DP World’s COO Andrew Adam hit back at the Maritime Union of Australia (MUA) accusing the union of “grandstanding” in preference to collective bargaining and of posting misleading press statements.
A long running dispute over new enterprise agreements with wharfies across Australia has turned into a bitter dispute with the MUA accusing the country’s largest terminal operator of bullying and illegal attacks on workers’ rights.
“Workers were outraged by the unlawful attacks, saying the aggressive escalation was aimed at bullying workers into accepting management’s demands in a new workplace agreement,” according to the MUA’s assistant national secretary Warren Smith.
The Dubai-based company countered today, claiming that the union had misrepresented its position.
“Yesterday, the Maritime Union of Australia (MUA) released a media statement in regard to annual leave arrangements at DP World Australia. This statement deliberately misrepresents these arrangements,” said Adam.
According to the company “only eight employees in key roles in terminals in Sydney and Fremantle have been required to return to work from annual leave.”
Adam said the company understands the pressure on staff during the summer holiday period with many workers having to look after children enjoying a summer break.
However, DP World said in order to deliver a safe and efficient service to its customers it needed to recall a select few staff in key roles.
“It is entirely false to imply the cancellation of annual leave has affected our entire workforce, a significant proportion of our workforce, or employees at terminals other than Sydney and Fremantle,” said Adam.

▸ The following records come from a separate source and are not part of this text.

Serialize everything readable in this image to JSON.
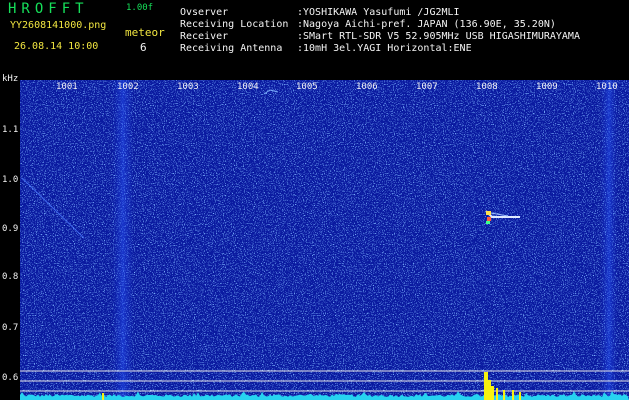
{
  "header": {
    "logo": "HROFFT",
    "version": "1.00f",
    "filename": "YY2608141000.png",
    "datetime": "26.08.14 10:00",
    "meteor_label": "meteor",
    "meteor_count": "6"
  },
  "info": {
    "labels": [
      "Ovserver",
      "Receiving Location",
      "Receiver",
      "Receiving Antenna"
    ],
    "values": [
      ":YOSHIKAWA Yasufumi /JG2MLI",
      ":Nagoya Aichi-pref. JAPAN (136.90E, 35.20N)",
      ":SMart RTL-SDR V5 52.905MHz USB HIGASHIMURAYAMA",
      ":10mH 3el.YAGI Horizontal:ENE"
    ]
  },
  "axes": {
    "y_unit": "kHz",
    "x_ticks": [
      "1001",
      "1002",
      "1003",
      "1004",
      "1005",
      "1006",
      "1007",
      "1008",
      "1009",
      "1010"
    ],
    "y_ticks": [
      "1.1",
      "1.0",
      "0.9",
      "0.8",
      "0.7",
      "0.6"
    ]
  },
  "colors": {
    "background": "#000000",
    "spectrogram": "#0b1ca8",
    "header_green": "#16e05a",
    "header_yellow": "#f2e640",
    "noise_floor": "#27d3f0",
    "burst": "#f7f20f"
  }
}
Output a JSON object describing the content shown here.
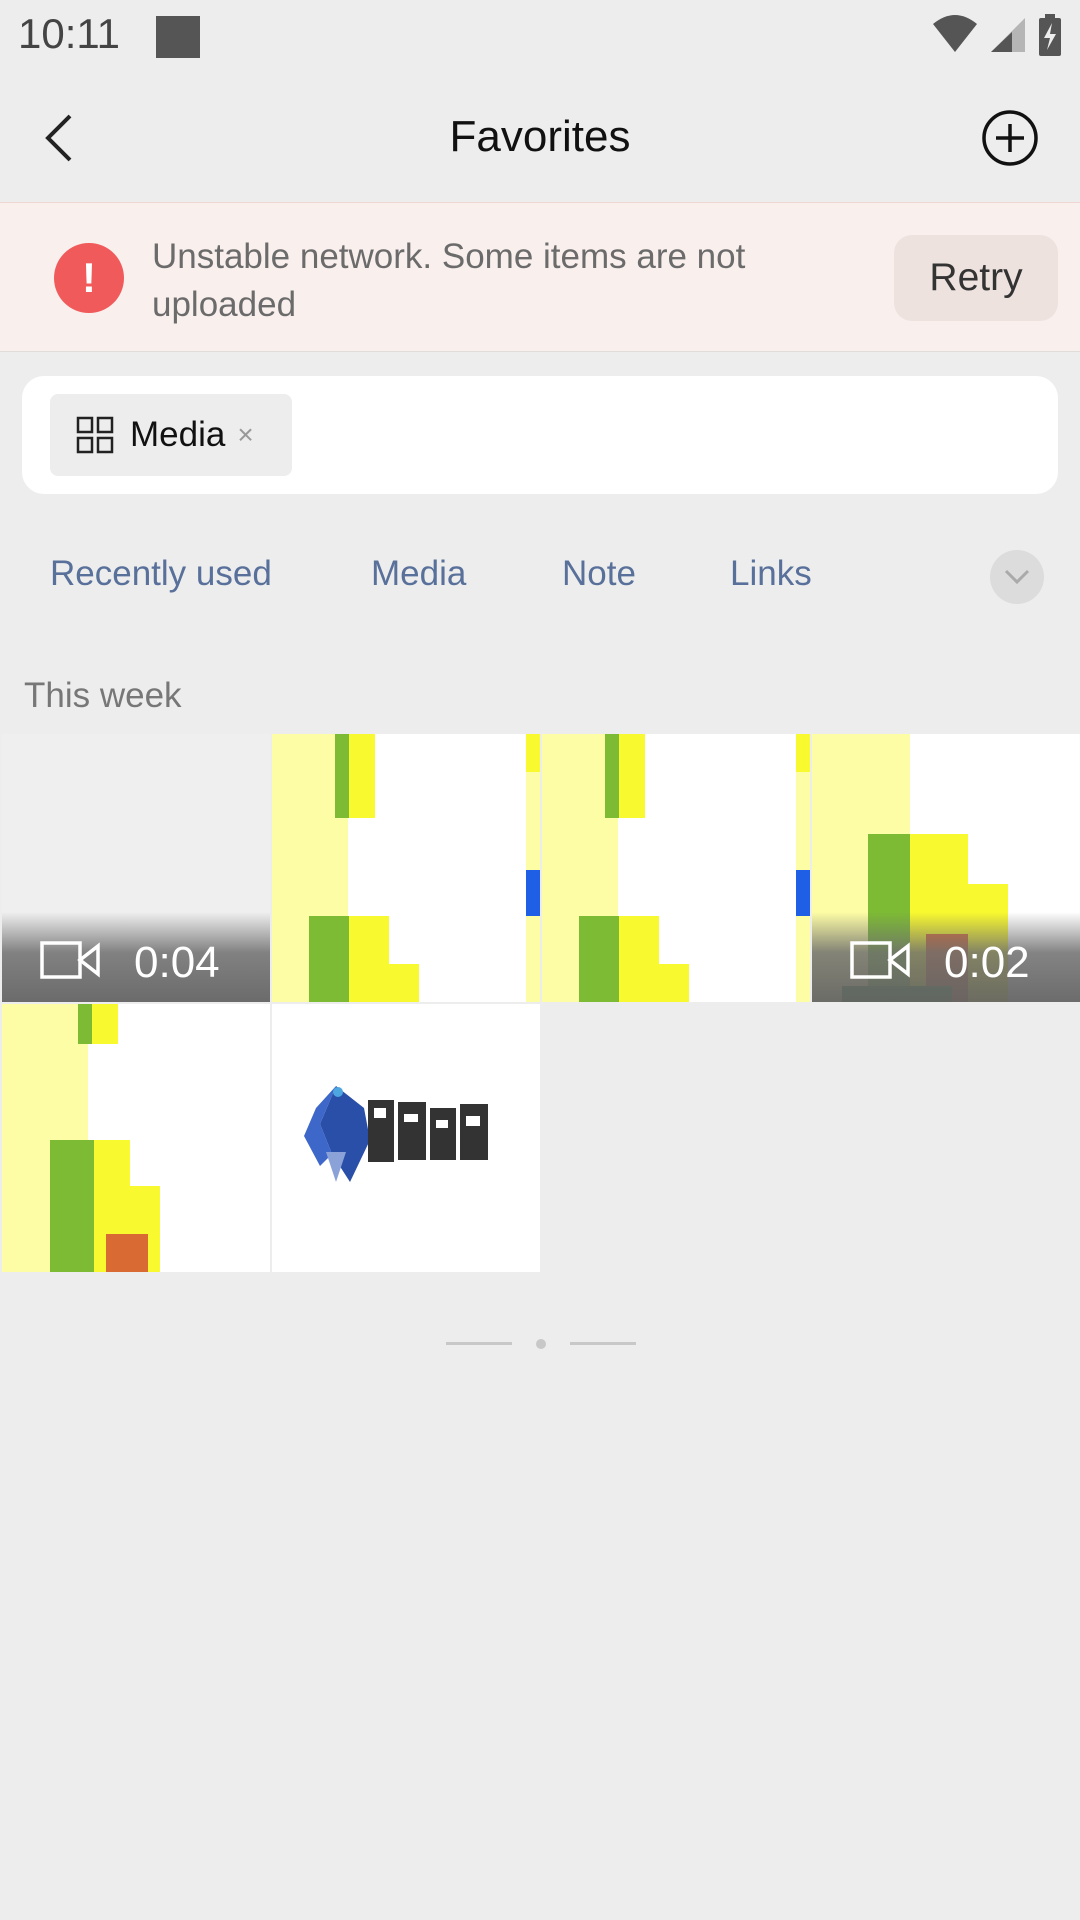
{
  "status_bar": {
    "time": "10:11"
  },
  "header": {
    "title": "Favorites",
    "back_icon": "chevron-left-icon",
    "add_icon": "plus-circle-icon"
  },
  "banner": {
    "message": "Unstable network. Some items are not uploaded",
    "retry_label": "Retry",
    "alert_glyph": "!",
    "alert_color": "#f05a5a"
  },
  "filter": {
    "chip_label": "Media",
    "chip_close": "×"
  },
  "categories": [
    "Recently used",
    "Media",
    "Note",
    "Links"
  ],
  "section": {
    "title": "This week"
  },
  "items": [
    {
      "type": "video",
      "duration": "0:04"
    },
    {
      "type": "image"
    },
    {
      "type": "image"
    },
    {
      "type": "video",
      "duration": "0:02"
    },
    {
      "type": "image"
    },
    {
      "type": "image"
    }
  ],
  "colors": {
    "accent_link": "#58709a",
    "banner_bg": "#f9efed",
    "page_bg": "#ededed"
  }
}
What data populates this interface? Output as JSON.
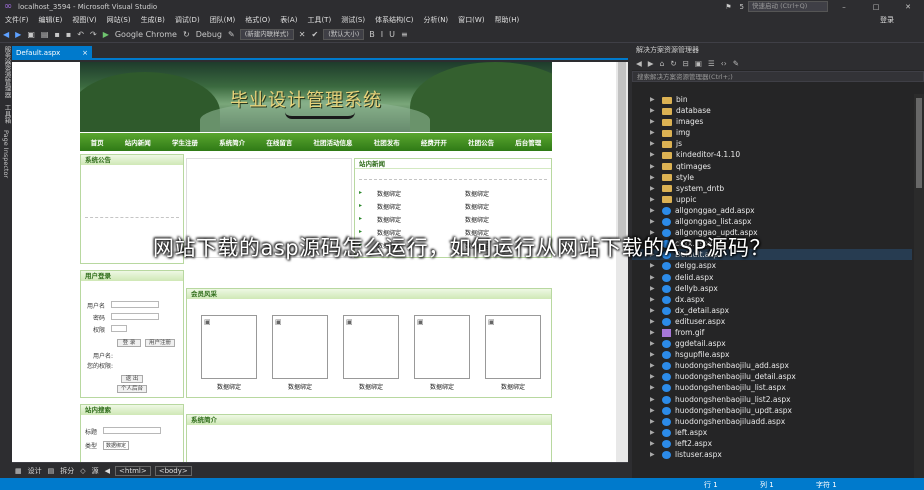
{
  "window": {
    "title": "localhost_3594 - Microsoft Visual Studio",
    "quick_launch": "快速启动 (Ctrl+Q)",
    "login": "登录",
    "notification_count": "5"
  },
  "menu": [
    "文件(F)",
    "编辑(E)",
    "视图(V)",
    "网站(S)",
    "生成(B)",
    "调试(D)",
    "团队(M)",
    "格式(O)",
    "表(A)",
    "工具(T)",
    "测试(S)",
    "体系结构(C)",
    "分析(N)",
    "窗口(W)",
    "帮助(H)"
  ],
  "toolbar": {
    "browser": "Google Chrome",
    "config": "Debug",
    "style_dropdown": "(新建内联样式)",
    "font_dropdown": "(默认大小)"
  },
  "left_strip": [
    "服务器资源管理器",
    "工具箱",
    "Page Inspector"
  ],
  "doc_tab": {
    "name": "Default.aspx",
    "close": "×"
  },
  "site": {
    "banner_title": "毕业设计管理系统",
    "nav": [
      "首页",
      "站内新闻",
      "学生注册",
      "系统简介",
      "在线留言",
      "社团活动信息",
      "社团发布",
      "经费开开",
      "社团公告",
      "后台管理"
    ],
    "notice_title": "系统公告",
    "news_title": "站内新闻",
    "news_rows": [
      [
        "数据绑定",
        "数据绑定"
      ],
      [
        "数据绑定",
        "数据绑定"
      ],
      [
        "数据绑定",
        "数据绑定"
      ],
      [
        "数据绑定",
        "数据绑定"
      ],
      [
        "数据绑定",
        "数据绑定"
      ]
    ],
    "login_title": "用户登录",
    "login_user": "用户名",
    "login_pwd": "密码",
    "login_role": "权限",
    "login_btn": "登 录",
    "reset_btn": "用户注册",
    "login_user2": "用户名:",
    "login_role2": "您的权限:",
    "logout_btn": "退 出",
    "center_btn": "个人后台",
    "members_title": "会员风采",
    "members": [
      "数据绑定",
      "数据绑定",
      "数据绑定",
      "数据绑定",
      "数据绑定"
    ],
    "search_title": "站内搜索",
    "search_label": "标题",
    "search_type": "类型",
    "search_option": "数据绑定",
    "intro_title": "系统简介"
  },
  "bottom_bar": {
    "design": "设计",
    "split": "拆分",
    "source": "源",
    "tag_html": "<html>",
    "tag_body": "<body>"
  },
  "solution_explorer": {
    "title": "解决方案资源管理器",
    "search_placeholder": "搜索解决方案资源管理器(Ctrl+;)",
    "items": [
      {
        "name": "bin",
        "type": "folder"
      },
      {
        "name": "database",
        "type": "folder"
      },
      {
        "name": "images",
        "type": "folder"
      },
      {
        "name": "img",
        "type": "folder"
      },
      {
        "name": "js",
        "type": "folder"
      },
      {
        "name": "kindeditor-4.1.10",
        "type": "folder"
      },
      {
        "name": "qtimages",
        "type": "folder"
      },
      {
        "name": "style",
        "type": "folder"
      },
      {
        "name": "system_dntb",
        "type": "folder"
      },
      {
        "name": "uppic",
        "type": "folder"
      },
      {
        "name": "allgonggao_add.aspx",
        "type": "page"
      },
      {
        "name": "allgonggao_list.aspx",
        "type": "page"
      },
      {
        "name": "allgonggao_updt.aspx",
        "type": "page"
      },
      {
        "name": "ckxx.aspx",
        "type": "page"
      },
      {
        "name": "Default.aspx",
        "type": "page"
      },
      {
        "name": "delgg.aspx",
        "type": "page"
      },
      {
        "name": "delid.aspx",
        "type": "page"
      },
      {
        "name": "dellyb.aspx",
        "type": "page"
      },
      {
        "name": "dx.aspx",
        "type": "page"
      },
      {
        "name": "dx_detail.aspx",
        "type": "page"
      },
      {
        "name": "edituser.aspx",
        "type": "page"
      },
      {
        "name": "from.gif",
        "type": "gif"
      },
      {
        "name": "ggdetail.aspx",
        "type": "page"
      },
      {
        "name": "hsgupfile.aspx",
        "type": "page"
      },
      {
        "name": "huodongshenbaojilu_add.aspx",
        "type": "page"
      },
      {
        "name": "huodongshenbaojilu_detail.aspx",
        "type": "page"
      },
      {
        "name": "huodongshenbaojilu_list.aspx",
        "type": "page"
      },
      {
        "name": "huodongshenbaojilu_list2.aspx",
        "type": "page"
      },
      {
        "name": "huodongshenbaojilu_updt.aspx",
        "type": "page"
      },
      {
        "name": "huodongshenbaojiluadd.aspx",
        "type": "page"
      },
      {
        "name": "left.aspx",
        "type": "page"
      },
      {
        "name": "left2.aspx",
        "type": "page"
      },
      {
        "name": "listuser.aspx",
        "type": "page"
      }
    ]
  },
  "status": {
    "row": "行 1",
    "col": "列 1",
    "char": "字符 1"
  },
  "overlay_caption": "网站下载的asp源码怎么运行，如何运行从网站下载的ASP源码？",
  "colors": {
    "accent": "#007acc",
    "site_green": "#3d8c1e",
    "folder": "#dcb253"
  }
}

He went on to say, “DP World Australia believes the MUA’s misleading media statement is part of a deliberate campaign to distract attention from the union’s mismanagement of enterprise bargaining at our terminals around Australia.
“Last October, the MUA and DP World reached an in-principle agreement on new enterprise agreements, only for the union to back out, lodge fresh claims and reinitiate industrial action.”
Showing some concern for its employees, the company estimated that industrial action to date had cost each worker around A$6,000, “because the union appears to prefer grandstanding to productive bargaining,” said the company.
Union officials have again claimed it is the company that is making false claims. Green Left, an Australian publication, commented that the leave ban was in response to 13 January work stoppage and other industrial action.
“Furthermore, in Sydney, it is refusing to back-pay those workers who stopped work during the most intense periods of smoke haze, along with wharfies from the two other companies — Patrick Corporations and Hutchison Ports,” reported Green Left.
Australian terminal workers’ strikes have a history of becoming bitter and drawn out. In the early noughties, Patrick took on wharfies in a dispute that saw dockers in a number of countries refuse to handle Australia bound cargo. The dispute spread to the UK High Court with the Patrick Corporation launching a bid in the courts to declare the action of the International Transport Workers Federation (ITF), a federation of transport unions from across the globe, unlawful. The case was dismissed as the companies lawyers foundered in the courts.